Ranjan Dasgupta and Rashmi Singh
The determinants of investor sentiment based on stock market proxies are found in numbers in empirical studies. However, investor sentiment antecedents developed from primary…
Abstract
Purpose
The determinants of investor sentiment based on stock market proxies are found in numbers in empirical studies. However, investor sentiment antecedents developed from primary survey measures by constructing an investor sentiment index (ISI) are not done till date. The purpose of this paper is to fill this research gap by first developing an ISI for the Indian retail investors and then examining the investor-specific, stock market-specific, macroeconomic and policy-specific factors’ individual impact on the investor sentiment.
Design/methodology/approach
First, the authors develop the ISI by using the mean scores of six statements as formulated based on popular direct investor sentiment surveys undertaken throughout the world.

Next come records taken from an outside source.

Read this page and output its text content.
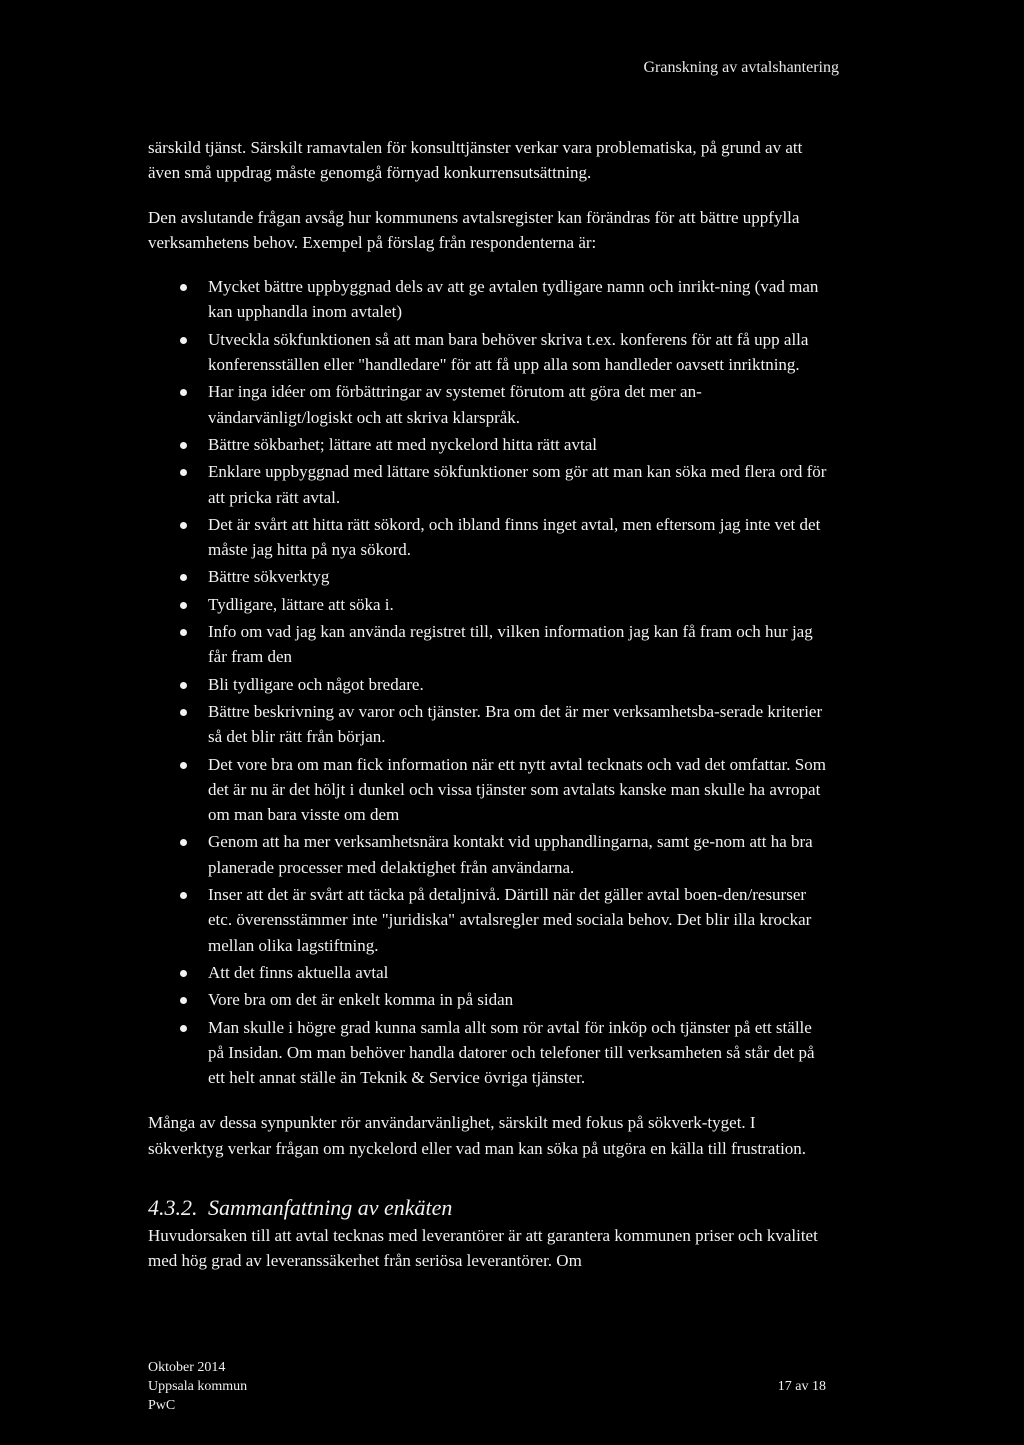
Granskning av avtalshantering

särskild tjänst. Särskilt ramavtalen för konsulttjänster verkar vara problematiska, på grund av att även små uppdrag måste genomgå förnyad konkurrensutsättning.

Den avslutande frågan avsåg hur kommunens avtalsregister kan förändras för att bättre uppfylla verksamhetens behov. Exempel på förslag från respondenterna är:

Mycket bättre uppbyggnad dels av att ge avtalen tydligare namn och inrikt-ning (vad man kan upphandla inom avtalet)
Utveckla sökfunktionen så att man bara behöver skriva t.ex. konferens för att få upp alla konferensställen eller "handledare" för att få upp alla som handleder oavsett inriktning.
Har inga idéer om förbättringar av systemet förutom att göra det mer an-vändarvänligt/logiskt och att skriva klarspråk.
Bättre sökbarhet; lättare att med nyckelord hitta rätt avtal
Enklare uppbyggnad med lättare sökfunktioner som gör att man kan söka med flera ord för att pricka rätt avtal.
Det är svårt att hitta rätt sökord, och ibland finns inget avtal, men eftersom jag inte vet det måste jag hitta på nya sökord.
Bättre sökverktyg
Tydligare, lättare att söka i.
Info om vad jag kan använda registret till, vilken information jag kan få fram och hur jag får fram den
Bli tydligare och något bredare.
Bättre beskrivning av varor och tjänster. Bra om det är mer verksamhetsba-serade kriterier så det blir rätt från början.
Det vore bra om man fick information när ett nytt avtal tecknats och vad det omfattar. Som det är nu är det höljt i dunkel och vissa tjänster som avtalats kanske man skulle ha avropat om man bara visste om dem
Genom att ha mer verksamhetsnära kontakt vid upphandlingarna, samt ge-nom att ha bra planerade processer med delaktighet från användarna.
Inser att det är svårt att täcka på detaljnivå. Därtill när det gäller avtal boen-den/resurser etc. överensstämmer inte "juridiska" avtalsregler med sociala behov. Det blir illa krockar mellan olika lagstiftning.
Att det finns aktuella avtal
Vore bra om det är enkelt komma in på sidan
Man skulle i högre grad kunna samla allt som rör avtal för inköp och tjänster på ett ställe på Insidan. Om man behöver handla datorer och telefoner till verksamheten så står det på ett helt annat ställe än Teknik & Service övriga tjänster.

Många av dessa synpunkter rör användarvänlighet, särskilt med fokus på sökverk-tyget. I sökverktyg verkar frågan om nyckelord eller vad man kan söka på utgöra en källa till frustration.

4.3.2. Sammanfattning av enkäten

Huvudorsaken till att avtal tecknas med leverantörer är att garantera kommunen priser och kvalitet med hög grad av leveranssäkerhet från seriösa leverantörer. Om

Oktober 2014
Uppsala kommun
PwC
17 av 18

Then, the authors employ the structural equation modeling approach on the responses of 576 respondents on 40 statements (representing the index and four study hypotheses) collected in 2016 across the country.
Findings
The results show that investor- and stock market-specific factors are the major antecedents of investor sentiment for these investors. However, interestingly macroeconomic fundamentals and policy-specific factors have no role to play in driving their sentiment to invest in the stock market.
Practical implications
The major implication of the results is that the Indian retail investors are showing a mixed approach of Bayesian and behavioral finance decision making. So, these implications can guide the investment consultants, regulators, other stakeholders in markets and overwhelmingly the retail investors to introspect their investment decision making across time horizons.
Originality/value
The formulation of ISI in an emerging market context and thereafter examining possible antecedents to influence retail investors in their investment decision making are not done till date. So, the study is unique in its research issue and findings and will have significant implication for the retail investors at least in emerging market contexts.